The government have set out secondary legislation (a statutory instrument to introduce law that has been made possible, in this case, by the Digital Economy Act) to tackle online copyright infringement which will see the cost-sharing parts of the Digital Economy Act be debated by both Houses of Parliament.
"The Digital Economy Act sets out to protect our creative economy from online copyright infringement, which industry estimates costs them £400m a year.
We are introducing a system of mass notification to warn people about the unlawfulness of copyright infringement, explain the harm it does and point them toward legitimate content.
These measures are expected to benefit industry by around £200m a year and as rights holders will be the main beneficiaries, we believe our decision on costs is fair to everyone."Ed Vaizey, Communications Minister
The law proposes that costs for sending out notifications and for the appeals process should be split on a 75:25 ratio between rights holders and Internet service providers respectively. This was originally set out back in September and received a rather frosty welcome from service providers. With this progressing toward a debate in the houses, it's likely that ISPs will be whispering in a few ears to ensure that MP's understand their point of view on this issue.

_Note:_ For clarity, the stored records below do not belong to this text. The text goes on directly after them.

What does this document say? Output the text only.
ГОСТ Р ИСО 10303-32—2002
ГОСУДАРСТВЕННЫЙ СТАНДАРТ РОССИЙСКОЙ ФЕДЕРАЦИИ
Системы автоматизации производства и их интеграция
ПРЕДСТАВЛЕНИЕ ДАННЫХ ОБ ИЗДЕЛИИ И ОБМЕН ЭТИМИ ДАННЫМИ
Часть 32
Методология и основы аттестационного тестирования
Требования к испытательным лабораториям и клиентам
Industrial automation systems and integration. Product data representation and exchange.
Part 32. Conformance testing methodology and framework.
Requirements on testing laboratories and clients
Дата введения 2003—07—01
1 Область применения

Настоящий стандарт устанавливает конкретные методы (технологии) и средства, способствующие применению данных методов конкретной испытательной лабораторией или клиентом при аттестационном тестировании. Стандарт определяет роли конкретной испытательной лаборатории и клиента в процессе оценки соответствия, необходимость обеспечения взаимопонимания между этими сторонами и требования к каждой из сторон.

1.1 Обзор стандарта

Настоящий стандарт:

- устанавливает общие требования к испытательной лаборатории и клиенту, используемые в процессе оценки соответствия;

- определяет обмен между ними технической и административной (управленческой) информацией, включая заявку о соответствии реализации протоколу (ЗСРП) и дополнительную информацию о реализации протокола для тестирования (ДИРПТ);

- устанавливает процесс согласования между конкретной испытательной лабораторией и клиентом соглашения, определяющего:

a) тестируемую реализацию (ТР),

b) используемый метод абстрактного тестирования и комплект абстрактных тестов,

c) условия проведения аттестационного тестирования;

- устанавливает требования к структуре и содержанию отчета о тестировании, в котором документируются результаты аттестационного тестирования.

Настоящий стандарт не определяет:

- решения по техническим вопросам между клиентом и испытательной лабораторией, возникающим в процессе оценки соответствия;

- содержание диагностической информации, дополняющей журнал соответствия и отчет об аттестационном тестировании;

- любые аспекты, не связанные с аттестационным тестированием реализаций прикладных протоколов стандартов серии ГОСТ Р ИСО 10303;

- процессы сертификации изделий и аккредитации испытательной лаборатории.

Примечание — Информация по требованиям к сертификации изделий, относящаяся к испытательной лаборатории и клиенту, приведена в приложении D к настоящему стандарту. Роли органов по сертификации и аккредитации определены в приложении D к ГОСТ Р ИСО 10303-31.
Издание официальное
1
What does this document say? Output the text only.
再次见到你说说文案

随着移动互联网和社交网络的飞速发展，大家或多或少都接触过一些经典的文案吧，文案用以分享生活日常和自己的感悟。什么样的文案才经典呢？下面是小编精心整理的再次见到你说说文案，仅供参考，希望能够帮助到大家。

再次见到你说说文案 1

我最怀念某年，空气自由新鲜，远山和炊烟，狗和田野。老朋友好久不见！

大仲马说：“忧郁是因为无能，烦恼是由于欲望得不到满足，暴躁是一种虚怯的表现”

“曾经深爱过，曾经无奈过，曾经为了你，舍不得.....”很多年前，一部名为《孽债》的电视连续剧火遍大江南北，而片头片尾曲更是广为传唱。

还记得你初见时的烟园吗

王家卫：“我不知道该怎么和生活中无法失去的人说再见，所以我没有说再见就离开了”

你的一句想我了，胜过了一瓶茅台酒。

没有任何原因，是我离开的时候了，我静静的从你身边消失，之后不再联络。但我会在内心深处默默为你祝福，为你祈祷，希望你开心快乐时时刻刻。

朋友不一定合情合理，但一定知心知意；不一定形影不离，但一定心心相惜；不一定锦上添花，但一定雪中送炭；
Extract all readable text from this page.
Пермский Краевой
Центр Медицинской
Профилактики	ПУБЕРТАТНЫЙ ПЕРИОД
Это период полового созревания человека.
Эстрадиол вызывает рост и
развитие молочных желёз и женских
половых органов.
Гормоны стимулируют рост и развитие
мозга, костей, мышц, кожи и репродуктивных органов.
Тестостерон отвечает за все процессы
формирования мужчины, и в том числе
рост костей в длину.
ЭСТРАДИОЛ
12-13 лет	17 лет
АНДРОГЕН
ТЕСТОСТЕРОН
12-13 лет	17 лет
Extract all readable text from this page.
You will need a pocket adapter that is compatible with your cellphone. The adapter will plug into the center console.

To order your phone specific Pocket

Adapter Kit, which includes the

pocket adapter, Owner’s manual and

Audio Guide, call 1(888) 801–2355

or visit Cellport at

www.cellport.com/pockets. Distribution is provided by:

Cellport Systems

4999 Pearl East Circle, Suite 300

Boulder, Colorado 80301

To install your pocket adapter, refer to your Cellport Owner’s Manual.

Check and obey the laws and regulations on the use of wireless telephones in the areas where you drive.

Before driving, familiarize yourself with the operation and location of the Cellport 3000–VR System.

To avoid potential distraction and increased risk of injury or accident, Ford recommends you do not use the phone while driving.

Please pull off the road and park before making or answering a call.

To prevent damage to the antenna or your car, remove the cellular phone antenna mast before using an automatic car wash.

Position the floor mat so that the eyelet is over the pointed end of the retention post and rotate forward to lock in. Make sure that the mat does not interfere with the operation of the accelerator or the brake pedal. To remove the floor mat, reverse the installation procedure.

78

There will hopefully be scope for a proper debate on this, following how the previous Labour government pushed the Digital Economy Act through parliament at the last minute in the 'wash-up'. It is worth remembering that TalkTalk and BT have been granted a Judicial Review by the High Court of the Digital Economy Act after they raised four key points that they felt the DEA was incompatible with existing or EU laws. This could lead to a shake up of the DEA, although it is unlikely that the whole thing would be redacted.